Polymers, by virtue of their chemical composition and molecular architecture, exhibit a diverse range of microstructural features and properties. As thin films, due primarily to effects associated with confinement and interfacial interactions, their properties may be film-thickness dependent. The significance of their thicknessdependent behavior is underscored by the fact that polymer films are of technological interest in areas that include, sensors, catalysts and organic electronics. One challenge associated with the use of thin film polymers is to understand the role of confinement and interfacial interactions on thermally induced transitions, such as vitrification and various morphological transitions.

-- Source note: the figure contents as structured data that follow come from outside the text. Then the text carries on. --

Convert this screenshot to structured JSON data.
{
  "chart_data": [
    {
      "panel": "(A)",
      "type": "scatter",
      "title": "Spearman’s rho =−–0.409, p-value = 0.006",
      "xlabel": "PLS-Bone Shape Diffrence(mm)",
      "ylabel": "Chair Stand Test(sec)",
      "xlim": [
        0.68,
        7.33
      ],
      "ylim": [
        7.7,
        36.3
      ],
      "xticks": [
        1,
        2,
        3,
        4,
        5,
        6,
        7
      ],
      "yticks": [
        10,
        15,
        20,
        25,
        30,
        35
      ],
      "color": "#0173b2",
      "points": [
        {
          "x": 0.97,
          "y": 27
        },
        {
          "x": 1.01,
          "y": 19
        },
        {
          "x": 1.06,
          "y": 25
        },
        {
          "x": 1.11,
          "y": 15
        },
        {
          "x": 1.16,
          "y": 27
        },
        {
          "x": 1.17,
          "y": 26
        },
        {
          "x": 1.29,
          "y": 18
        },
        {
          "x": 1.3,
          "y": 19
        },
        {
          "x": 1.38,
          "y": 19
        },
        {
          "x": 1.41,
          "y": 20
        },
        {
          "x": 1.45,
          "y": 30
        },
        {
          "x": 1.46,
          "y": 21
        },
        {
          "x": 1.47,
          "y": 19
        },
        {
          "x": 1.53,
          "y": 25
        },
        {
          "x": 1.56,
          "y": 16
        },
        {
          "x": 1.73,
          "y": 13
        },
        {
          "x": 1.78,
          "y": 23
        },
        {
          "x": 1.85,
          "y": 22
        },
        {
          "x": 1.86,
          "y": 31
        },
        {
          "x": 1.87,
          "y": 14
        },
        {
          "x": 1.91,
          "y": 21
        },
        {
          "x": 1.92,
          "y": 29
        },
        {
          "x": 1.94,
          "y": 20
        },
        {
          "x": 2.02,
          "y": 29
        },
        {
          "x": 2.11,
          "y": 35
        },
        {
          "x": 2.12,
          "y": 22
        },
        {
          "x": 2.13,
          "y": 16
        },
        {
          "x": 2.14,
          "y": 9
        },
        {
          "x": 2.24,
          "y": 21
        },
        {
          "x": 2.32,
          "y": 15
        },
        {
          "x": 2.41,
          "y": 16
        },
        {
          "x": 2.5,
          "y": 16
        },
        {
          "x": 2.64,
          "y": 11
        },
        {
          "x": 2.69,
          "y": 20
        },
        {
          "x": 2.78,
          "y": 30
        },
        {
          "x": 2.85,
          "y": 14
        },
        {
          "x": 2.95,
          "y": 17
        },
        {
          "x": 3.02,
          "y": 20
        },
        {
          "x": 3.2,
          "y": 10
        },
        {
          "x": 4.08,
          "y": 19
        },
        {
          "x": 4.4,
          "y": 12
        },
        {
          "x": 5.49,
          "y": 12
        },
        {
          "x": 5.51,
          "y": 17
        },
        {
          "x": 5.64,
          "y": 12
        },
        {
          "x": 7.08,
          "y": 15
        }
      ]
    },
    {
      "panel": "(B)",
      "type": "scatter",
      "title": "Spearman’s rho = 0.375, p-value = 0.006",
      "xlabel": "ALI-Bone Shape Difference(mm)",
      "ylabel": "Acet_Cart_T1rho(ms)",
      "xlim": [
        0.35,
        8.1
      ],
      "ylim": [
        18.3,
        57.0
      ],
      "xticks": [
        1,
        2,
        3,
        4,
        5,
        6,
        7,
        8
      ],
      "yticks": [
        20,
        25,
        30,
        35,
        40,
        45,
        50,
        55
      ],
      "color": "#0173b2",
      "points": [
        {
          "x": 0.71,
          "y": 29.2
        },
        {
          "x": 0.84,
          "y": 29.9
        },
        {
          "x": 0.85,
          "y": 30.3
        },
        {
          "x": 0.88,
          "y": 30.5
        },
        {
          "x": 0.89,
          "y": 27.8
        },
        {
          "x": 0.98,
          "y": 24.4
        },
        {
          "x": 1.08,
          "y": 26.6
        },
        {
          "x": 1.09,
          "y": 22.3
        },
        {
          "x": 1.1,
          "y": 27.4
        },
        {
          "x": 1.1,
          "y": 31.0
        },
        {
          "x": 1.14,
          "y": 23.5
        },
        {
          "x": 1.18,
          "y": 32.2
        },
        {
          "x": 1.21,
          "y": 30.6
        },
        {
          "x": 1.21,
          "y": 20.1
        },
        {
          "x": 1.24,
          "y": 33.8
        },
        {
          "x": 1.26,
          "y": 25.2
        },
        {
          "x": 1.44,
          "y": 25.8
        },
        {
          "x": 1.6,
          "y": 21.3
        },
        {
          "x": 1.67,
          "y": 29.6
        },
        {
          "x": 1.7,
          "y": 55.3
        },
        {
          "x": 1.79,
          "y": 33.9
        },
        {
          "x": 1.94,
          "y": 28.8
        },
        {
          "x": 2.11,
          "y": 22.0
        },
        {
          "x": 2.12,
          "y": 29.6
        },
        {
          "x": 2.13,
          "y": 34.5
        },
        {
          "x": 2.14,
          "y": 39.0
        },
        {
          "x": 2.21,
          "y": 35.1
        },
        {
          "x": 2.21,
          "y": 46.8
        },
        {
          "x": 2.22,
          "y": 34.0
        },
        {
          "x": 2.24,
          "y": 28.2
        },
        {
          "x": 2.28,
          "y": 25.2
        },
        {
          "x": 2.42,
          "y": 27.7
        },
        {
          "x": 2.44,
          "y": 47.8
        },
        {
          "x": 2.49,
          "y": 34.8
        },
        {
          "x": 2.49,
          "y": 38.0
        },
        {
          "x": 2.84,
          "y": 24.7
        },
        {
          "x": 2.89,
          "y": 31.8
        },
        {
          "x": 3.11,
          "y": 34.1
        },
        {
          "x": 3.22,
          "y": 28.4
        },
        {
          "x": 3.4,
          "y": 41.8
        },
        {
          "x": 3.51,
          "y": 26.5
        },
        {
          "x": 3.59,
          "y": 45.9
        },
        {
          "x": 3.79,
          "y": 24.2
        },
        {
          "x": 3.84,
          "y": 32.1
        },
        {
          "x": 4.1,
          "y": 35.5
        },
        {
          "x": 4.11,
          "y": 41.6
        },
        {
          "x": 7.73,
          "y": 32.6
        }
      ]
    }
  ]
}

To this end, the work presented in this dissertation focuses on the behavior of thermally induced transitions in two thin film polymer-based systems: (1) an A-b-B diblock copolymer which can undergo a disorder-to-order transitions (ODT), wherein the ordered state exhibits varying geometrical symmetries, depending on the relative volume fractions of the A and B components; (2) an amorphous polymer filled with particles of nanoscale dimensions. The first of three problems examined is the influence of supercritical carbon dioxide (scCO₂) on the order-disorder transition of thin film symmetric A-b-B diblock copolymer systems. We show that the transition (xN)ODT, where x is the energetic A-B Flory-Huggins interaction parameter and N is the total degree of polymerization of the copolymer, of the thin film decreased ~ 20% compared to the bulk; the decrease was more significant in scCO₂ environments. The decrease of (xN)ODT in scCO₂ is contrary to observations in bulk copolymer-scCO₂ systems where the effective A-B interactions are weaker, hence the condition for the transition increases to higher (xN)ODT values. With regard to the second problem, we show for the first time experimentally that nanoparticles induced order into thin films of a symmetric A-b-B diblock copolymer at temperatures below the bulk ODT. Finally, we examine the influence of polystyrene (PS) grafted nanoparticles on the glass transition of PS films of varying molecular weight and thickness. We demonstrate that by controlling spatial distribution of nanoparticles, through driving forces of entropic origin, the glass transition temperature of the film can be changed drastically, as much as tens of degrees.